COURSE DESCRIPTION: The mid-continent region includes the Arkoma, Anadarko, and Fort Worth Basins. While the Permian Basin is often discussed as its own province, it is contemporaneous with the other mid-continent basins, shares many structural and stratigraphic similarities, and is discussed in this course as part of the mid-continent system. The region has a complex structural history with compelling evidence of extension, strike slip, both thin- and thick-skinned contraction, as well as gravitational collapse. Karst and fractures are common across the region. Conveniently, all of these structural styles are exposed in southern Oklahoma and parts of the adjacent prairie in Texas. In places, the stratigraphy is well exposed and the entire Paleozoic section can be observed in outcrop.
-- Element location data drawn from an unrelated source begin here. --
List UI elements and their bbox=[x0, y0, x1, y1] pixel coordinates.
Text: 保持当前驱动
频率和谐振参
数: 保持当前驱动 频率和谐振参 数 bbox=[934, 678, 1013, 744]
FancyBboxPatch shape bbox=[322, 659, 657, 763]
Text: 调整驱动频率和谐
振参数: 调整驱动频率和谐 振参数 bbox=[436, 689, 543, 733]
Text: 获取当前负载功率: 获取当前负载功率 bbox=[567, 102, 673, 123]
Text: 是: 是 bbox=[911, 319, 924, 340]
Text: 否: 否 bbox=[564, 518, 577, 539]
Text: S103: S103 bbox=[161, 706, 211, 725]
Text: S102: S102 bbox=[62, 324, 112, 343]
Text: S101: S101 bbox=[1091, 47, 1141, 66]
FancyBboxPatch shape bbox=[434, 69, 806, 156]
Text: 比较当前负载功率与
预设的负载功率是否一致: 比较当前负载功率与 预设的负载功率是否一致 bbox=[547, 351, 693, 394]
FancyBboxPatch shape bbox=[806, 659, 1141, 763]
While facies and formations vary with large distance, the fundamental tectonic evolution of this field area and the impact of deformation on contemporaneous sedimentation here is representative of what happens across this multi-state area.
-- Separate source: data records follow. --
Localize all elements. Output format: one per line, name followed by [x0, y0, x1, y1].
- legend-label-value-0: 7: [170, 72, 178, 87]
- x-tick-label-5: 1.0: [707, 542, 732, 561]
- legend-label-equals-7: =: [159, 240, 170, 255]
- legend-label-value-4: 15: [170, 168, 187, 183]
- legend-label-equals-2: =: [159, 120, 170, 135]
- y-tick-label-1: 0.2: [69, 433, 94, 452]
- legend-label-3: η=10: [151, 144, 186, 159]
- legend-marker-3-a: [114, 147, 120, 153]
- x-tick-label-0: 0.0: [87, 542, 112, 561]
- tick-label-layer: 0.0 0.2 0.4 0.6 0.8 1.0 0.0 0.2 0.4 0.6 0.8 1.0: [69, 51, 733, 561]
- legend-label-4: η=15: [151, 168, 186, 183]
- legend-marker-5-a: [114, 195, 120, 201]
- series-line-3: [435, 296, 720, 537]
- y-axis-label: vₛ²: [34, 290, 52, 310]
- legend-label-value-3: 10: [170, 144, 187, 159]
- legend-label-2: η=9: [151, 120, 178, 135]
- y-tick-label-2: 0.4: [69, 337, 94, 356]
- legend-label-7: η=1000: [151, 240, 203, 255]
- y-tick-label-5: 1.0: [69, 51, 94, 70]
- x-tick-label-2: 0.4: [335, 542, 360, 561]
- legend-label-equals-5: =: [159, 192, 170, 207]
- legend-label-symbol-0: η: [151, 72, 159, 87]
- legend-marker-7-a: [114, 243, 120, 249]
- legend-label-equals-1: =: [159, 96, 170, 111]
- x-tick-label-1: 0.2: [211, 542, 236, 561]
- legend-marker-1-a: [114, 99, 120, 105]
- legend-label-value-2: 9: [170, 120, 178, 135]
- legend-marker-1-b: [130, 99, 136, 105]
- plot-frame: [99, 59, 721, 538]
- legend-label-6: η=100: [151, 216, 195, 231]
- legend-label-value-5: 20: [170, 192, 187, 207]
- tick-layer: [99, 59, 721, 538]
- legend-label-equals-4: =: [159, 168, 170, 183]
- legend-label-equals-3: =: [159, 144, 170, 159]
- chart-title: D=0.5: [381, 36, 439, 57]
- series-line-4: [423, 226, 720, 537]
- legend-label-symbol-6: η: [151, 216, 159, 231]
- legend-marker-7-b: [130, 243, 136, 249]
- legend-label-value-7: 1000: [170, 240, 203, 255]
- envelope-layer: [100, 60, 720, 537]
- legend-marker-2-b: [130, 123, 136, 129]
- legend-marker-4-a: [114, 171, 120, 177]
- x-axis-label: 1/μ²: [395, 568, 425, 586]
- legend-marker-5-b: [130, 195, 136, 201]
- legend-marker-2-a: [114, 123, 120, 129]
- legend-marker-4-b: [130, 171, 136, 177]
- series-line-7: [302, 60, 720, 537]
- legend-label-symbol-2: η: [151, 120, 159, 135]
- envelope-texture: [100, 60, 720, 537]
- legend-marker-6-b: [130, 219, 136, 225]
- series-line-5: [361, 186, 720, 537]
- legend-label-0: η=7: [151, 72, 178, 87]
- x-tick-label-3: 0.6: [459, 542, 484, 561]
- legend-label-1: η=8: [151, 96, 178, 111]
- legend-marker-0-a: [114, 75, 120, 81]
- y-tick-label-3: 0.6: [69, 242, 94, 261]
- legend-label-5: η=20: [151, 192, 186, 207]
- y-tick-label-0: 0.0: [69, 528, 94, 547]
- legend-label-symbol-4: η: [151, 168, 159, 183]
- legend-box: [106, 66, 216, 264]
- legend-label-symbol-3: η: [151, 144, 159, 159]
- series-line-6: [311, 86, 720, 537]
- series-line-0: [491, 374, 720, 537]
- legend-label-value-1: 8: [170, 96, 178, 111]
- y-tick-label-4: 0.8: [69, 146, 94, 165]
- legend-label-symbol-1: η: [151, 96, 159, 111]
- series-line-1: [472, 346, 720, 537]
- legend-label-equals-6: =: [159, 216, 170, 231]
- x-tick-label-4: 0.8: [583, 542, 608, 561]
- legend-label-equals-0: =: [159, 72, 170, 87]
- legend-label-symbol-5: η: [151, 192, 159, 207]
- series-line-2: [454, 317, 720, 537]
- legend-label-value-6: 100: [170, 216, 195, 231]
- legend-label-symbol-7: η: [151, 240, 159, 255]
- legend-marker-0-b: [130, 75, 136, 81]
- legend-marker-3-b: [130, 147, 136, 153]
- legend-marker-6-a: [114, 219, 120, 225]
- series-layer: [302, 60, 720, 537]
This course aims to provide a coherent overview of the structure and stratigraphy of this multi-basin region. We will view in outcrop the entire stratigraphic section from basement through Pennsylvanian. We will see in outcrop examples of all major structural styles except for salt tectonics. We will be able to document the timing of basin formation and the associated response of the sedimentary system to active deformation. We will view conventional carbonate and clastic reservoir rocks as well as the Woodford unconventional reservoir.

COURSE CONTENT:

DAY 1: Wichita Wildlife Refuge: Basement and its Discontinuities

  • Anomalous geologic features are often attributed to pre-existing zones of basement weakness. We begin the field course in granitic basement discussing foliation, dikes, faults, and fractures. We then look at the recently-active Meers Fault to see its relationship to these discontinuities.

 

DAY 2: Arbuckle Mountains: Inversion of the Paleozoic Carbonate Platform

  • While viewing well-exposed Cambrian through Mississippian strata, we will be able to decipher the tectonic history of the Southern Oklahoma Aulacogen which bounds the Anadarko Basin and has the same multi-phase history as the Central Basin Platform. At the outcrop scale, we will see exceptional examples of contractional, strike slip, and extensional features. We conclude the day with investigation of the Woodford unconventional reservoir.

 

DAY 3: Ouachita Mountains: Fluvial Response to The Allegheny Orogeny

  • We will look at the fold and thrust belt and its adjacent foreland basin (Arkoma). While loading of the orogenic system drives subsidence, collision also reorganizes sediment provenance and transport pathways driving a regional change from carbonate to clastic deposition.

 

DAY 4: Palo Pinto Hills: Growth Faulting on the Pennsylvanian Shore

  • Despite the mid-continent basins forming in contractional tectonic settings, we find extensional growth faults driven by gravity and sediment instability along the Pennsylvanian shore-face.